Regius asked Descartes to accept him as his “disciple.” Descartes was delighted: he was highly susceptible to flattery, and besides that this was the type of response he needed if his work was to have an impact. Although initial sales of the
Discourse
were modest (sounding a note in harmony with authors of all eras, Descartes whined that the print run wasn't selling out, so he doubted there would be reprints), the book was being read, and he was in the process of moving from obscurity to intellectual celebrity. His name was being uttered in universities, churches, taverns, and cafés. The chattering classes of seventeenth-century Europe were writing to one another and to him using shameless superlatives, referring to him as “this great man,” “the Archimedes of our time,” “greatest of all philosophers,” and “mighty Atlas, who supports the heavenly firmament, not with raised shoulders, but by the firm reasoning of [his] magnificent mind.” The interest was in, as Regius put it, “this excellent method” that Descartes had discovered “for conducting reason in the search for all sorts of truths.”

Descartes was by now formulating his goal in life, which was nothing less than to supplant Aristotle as the basis for education. It was an almost laughably grandiose ambition, far greater than that of Galileo or Leonardo or even Aristotle himself, who after all did not think he was laying the intellectual framework for centuries of human history. Not to put too fine a point on it, Descartes wanted to reorient the way every human being thought. And he knew you didn't do that by writing a book or two and giving some lectures. If his philosophy was to be adopted he had to build a network: to win over influential professors, church officials, university overseers, and government leaders. This process would start with Regius.

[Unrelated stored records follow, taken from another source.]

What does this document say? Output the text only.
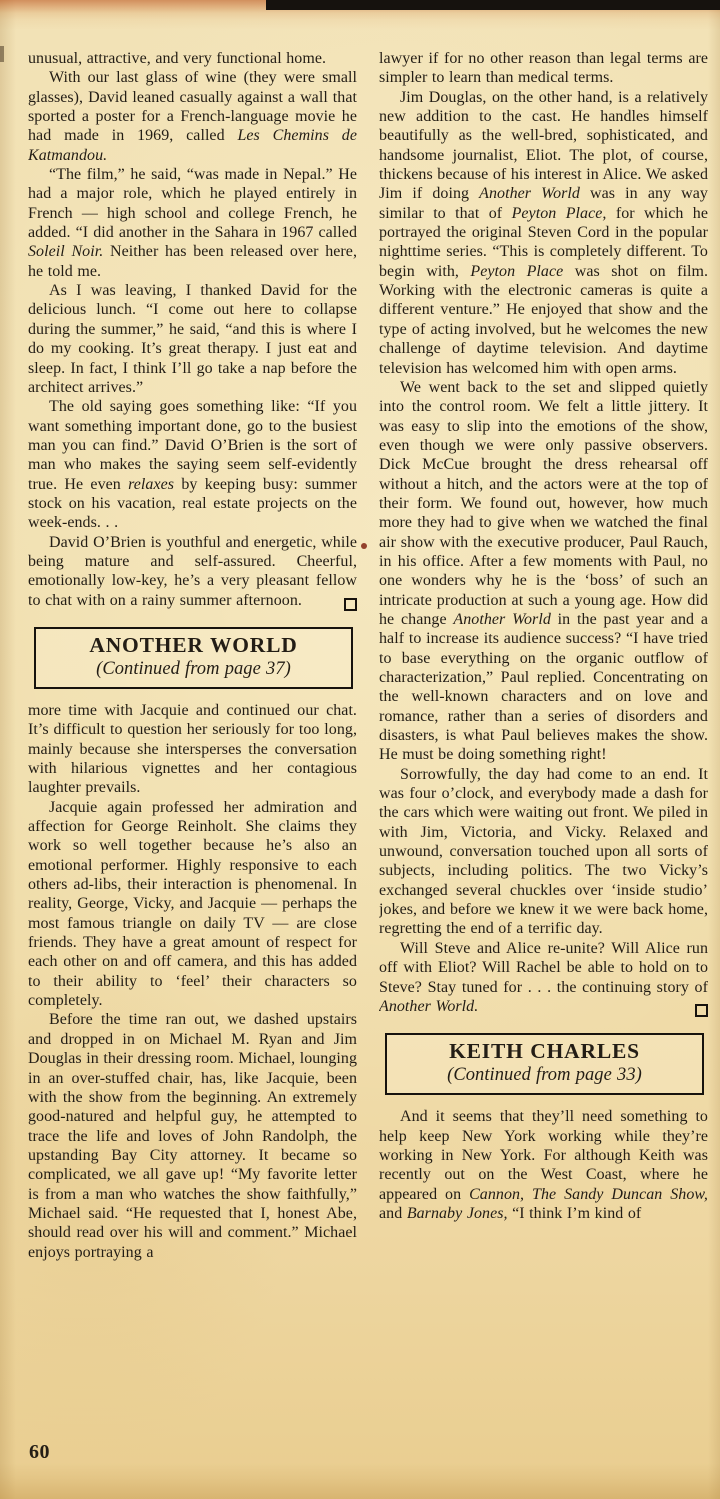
unusual, attractive, and very functional home.

With our last glass of wine (they were small glasses), David leaned casually against a wall that sported a poster for a French-language movie he had made in 1969, called Les Chemins de Katmandou.

“The film,” he said, “was made in Nepal.” He had a major role, which he played entirely in French — high school and college French, he added. “I did another in the Sahara in 1967 called Soleil Noir. Neither has been released over here, he told me.

As I was leaving, I thanked David for the delicious lunch. “I come out here to collapse during the summer,” he said, “and this is where I do my cooking. It’s great therapy. I just eat and sleep. In fact, I think I’ll go take a nap before the architect arrives.”

The old saying goes something like: “If you want something important done, go to the busiest man you can find.” David O’Brien is the sort of man who makes the saying seem self-evidently true. He even relaxes by keeping busy: summer stock on his vacation, real estate projects on the week-ends. . .

David O’Brien is youthful and energetic, while being mature and self-assured. Cheerful, emotionally low-key, he’s a very pleasant fellow to chat with on a rainy summer afternoon.

ANOTHER WORLD
(Continued from page 37)

more time with Jacquie and continued our chat. It’s difficult to question her seriously for too long, mainly because she intersperses the conversation with hilarious vignettes and her contagious laughter prevails.

Jacquie again professed her admiration and affection for George Reinholt. She claims they work so well together because he’s also an emotional performer. Highly responsive to each others ad-libs, their interaction is phenomenal. In reality, George, Vicky, and Jacquie — perhaps the most famous triangle on daily TV — are close friends. They have a great amount of respect for each other on and off camera, and this has added to their ability to ‘feel’ their characters so completely.

Before the time ran out, we dashed upstairs and dropped in on Michael M. Ryan and Jim Douglas in their dressing room. Michael, lounging in an over-stuffed chair, has, like Jacquie, been with the show from the beginning. An extremely good-natured and helpful guy, he attempted to trace the life and loves of John Randolph, the upstanding Bay City attorney. It became so complicated, we all gave up! “My favorite letter is from a man who watches the show faithfully,” Michael said. “He requested that I, honest Abe, should read over his will and comment.” Michael enjoys portraying a

lawyer if for no other reason than legal terms are simpler to learn than medical terms.

Jim Douglas, on the other hand, is a relatively new addition to the cast. He handles himself beautifully as the well-bred, sophisticated, and handsome journalist, Eliot. The plot, of course, thickens because of his interest in Alice. We asked Jim if doing Another World was in any way similar to that of Peyton Place, for which he portrayed the original Steven Cord in the popular nighttime series. “This is completely different. To begin with, Peyton Place was shot on film. Working with the electronic cameras is quite a different venture.” He enjoyed that show and the type of acting involved, but he welcomes the new challenge of daytime television. And daytime television has welcomed him with open arms.

We went back to the set and slipped quietly into the control room. We felt a little jittery. It was easy to slip into the emotions of the show, even though we were only passive observers. Dick McCue brought the dress rehearsal off without a hitch, and the actors were at the top of their form. We found out, however, how much more they had to give when we watched the final air show with the executive producer, Paul Rauch, in his office. After a few moments with Paul, no one wonders why he is the ‘boss’ of such an intricate production at such a young age. How did he change Another World in the past year and a half to increase its audience success? “I have tried to base everything on the organic outflow of characterization,” Paul replied. Concentrating on the well-known characters and on love and romance, rather than a series of disorders and disasters, is what Paul believes makes the show. He must be doing something right!

Sorrowfully, the day had come to an end. It was four o’clock, and everybody made a dash for the cars which were waiting out front. We piled in with Jim, Victoria, and Vicky. Relaxed and unwound, conversation touched upon all sorts of subjects, including politics. The two Vicky’s exchanged several chuckles over ‘inside studio’ jokes, and before we knew it we were back home, regretting the end of a terrific day.

Will Steve and Alice re-unite? Will Alice run off with Eliot? Will Rachel be able to hold on to Steve? Stay tuned for . . . the continuing story of Another World.

KEITH CHARLES
(Continued from page 33)

And it seems that they’ll need something to help keep New York working while they’re working in New York. For although Keith was recently out on the West Coast, where he appeared on Cannon, The Sandy Duncan Show, and Barnaby Jones, “I think I’m kind of

60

Regius was keen to promote Cartesianism; with Descartes' blessing, he gave a series of formal disputations on the subject at the university. Since he was a professor of medicine, the theme was “the science of health”—a title that in itself denoted the clinical approach he would present. He seems to have built up the drama, and the audience, as he went: each talk was progressively bolder. Starting from the radical new ground of individual human consciousness, which is able to manipulate the tool of reason, he laid out the Cartesian universe in all its machinelike regularity: from the Copernican view of the heavens, in which the earth is just one of many bodies revolving around just one of many suns, to the organs of the body, which depend not on a divine agency but on the proper physical conditions for their functioning. He delved into details: the action of the pulse, respiration, and even “de excrementis.” He largely ignored theology, openly ridiculed the Aristotelian categories, and presented Harvey's theory of the circulation of the blood—which Descartes had taken up and made a central part of his own physiology—as the key to the body's functioning. (While Descartes followed Harvey's overall theory of circulation, he disagreed with Harvey's thesis that the heart pumped blood. Descartes believed—wrongly, of course—that the heart acted like a furnace that heated the blood, causing it to circulate.)